Diversification Opportunities for Citigroup and GENTING SG
-0.76 | Correlation Coefficient |
Pay attention - limited upside
The 3 months correlation between Citigroup and GENTING is -0.76. Overlapping area represents the amount of risk that can be diversified away by holding Citigroup and GENTING SG LTD in the same portfolio, assuming nothing else is changed. The correlation between historical prices or returns on GENTING SG LTD and Citigroup is a relative statistical measure of the degree to which these equity instruments tend to move together. The correlation coefficient measures the extent to which returns on Citigroup are associated (or correlated) with GENTING SG. Values of the correlation coefficient range from -1 to +1, where. The correlation of zero (0) is possible when the price movement of GENTING SG LTD has no effect on the direction of Citigroup i.e., Citigroup and GENTING SG go up and down completely randomly.
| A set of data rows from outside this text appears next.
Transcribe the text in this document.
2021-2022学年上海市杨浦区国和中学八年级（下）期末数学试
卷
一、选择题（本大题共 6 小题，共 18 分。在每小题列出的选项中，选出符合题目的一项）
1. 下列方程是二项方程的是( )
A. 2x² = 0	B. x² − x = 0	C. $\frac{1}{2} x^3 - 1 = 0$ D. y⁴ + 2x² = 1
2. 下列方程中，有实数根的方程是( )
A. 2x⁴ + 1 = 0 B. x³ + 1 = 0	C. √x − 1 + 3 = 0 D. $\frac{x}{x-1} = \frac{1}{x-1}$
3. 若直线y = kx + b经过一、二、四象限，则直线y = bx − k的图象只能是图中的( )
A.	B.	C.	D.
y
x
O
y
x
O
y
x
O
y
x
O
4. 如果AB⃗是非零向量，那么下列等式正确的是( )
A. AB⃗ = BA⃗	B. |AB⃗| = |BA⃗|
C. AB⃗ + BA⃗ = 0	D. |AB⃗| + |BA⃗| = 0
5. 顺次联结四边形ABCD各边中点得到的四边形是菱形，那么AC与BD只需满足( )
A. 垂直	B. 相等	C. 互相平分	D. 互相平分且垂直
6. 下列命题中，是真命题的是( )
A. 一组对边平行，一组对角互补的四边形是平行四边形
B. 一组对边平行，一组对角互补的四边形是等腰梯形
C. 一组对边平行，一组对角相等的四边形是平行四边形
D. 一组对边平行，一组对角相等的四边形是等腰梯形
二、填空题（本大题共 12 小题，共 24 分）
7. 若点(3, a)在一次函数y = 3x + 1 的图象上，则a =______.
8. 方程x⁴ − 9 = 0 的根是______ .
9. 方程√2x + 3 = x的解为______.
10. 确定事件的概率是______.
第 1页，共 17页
Pair Corralation between Citigroup and GENTING SG
Taking into account the 90-day investment horizon Citigroup is expected to generate 0.67 times more return on investment than GENTING SG. However, Citigroup is 1.49 times less risky than GENTING SG. It trades about 0.07 of its potential returns per unit of risk. GENTING SG LTD is currently generating about 0.0 per unit of risk. If you would invest 4,812 in Citigroup on October 22, 2024 and sell it today you would earn a total of 3,187 from holding Citigroup or generate 66.23% return on investment over 90 days.
Time Period | 3 Months [change] |
Direction | Moves Against |
Strength | Weak |
Accuracy | 98.8% |
Values | Daily Returns |
Citigroup vs. GENTING SG LTD
Performance |
Timeline |
Citigroup |
GENTING SG LTD |
Citigroup and GENTING SG Volatility Contrast
Predicted Return Density |
Returns |
Pair Trading with Citigroup and GENTING SG
The main advantage of trading using opposite Citigroup and GENTING SG positions is that it hedges away some unsystematic risk. Because of two separate transactions, even if Citigroup position performs unexpectedly, GENTING SG can make up some of the losses. Pair trading also minimizes risk from directional movements in the market. For example, if an entire industry or sector drops because of unexpected headlines, the short position in GENTING SG will offset losses from the drop in GENTING SG's long position.Citigroup vs. JPMorgan Chase Co | Citigroup vs. Wells Fargo | Citigroup vs. Toronto Dominion Bank | Citigroup vs. Nu Holdings |
GENTING SG vs. Chunghwa Telecom Co | GENTING SG vs. PARKEN Sport Entertainment | GENTING SG vs. Zoom Video Communications | GENTING SG vs. ATRESMEDIA |
Check out your portfolio center.Note that this page's information should be used as a complementary analysis to find the right mix of equity instruments to add to your existing portfolios or create a brand new portfolio. You can also try the Sectors module to list of equity sectors categorizing publicly traded companies based on their primary business activities.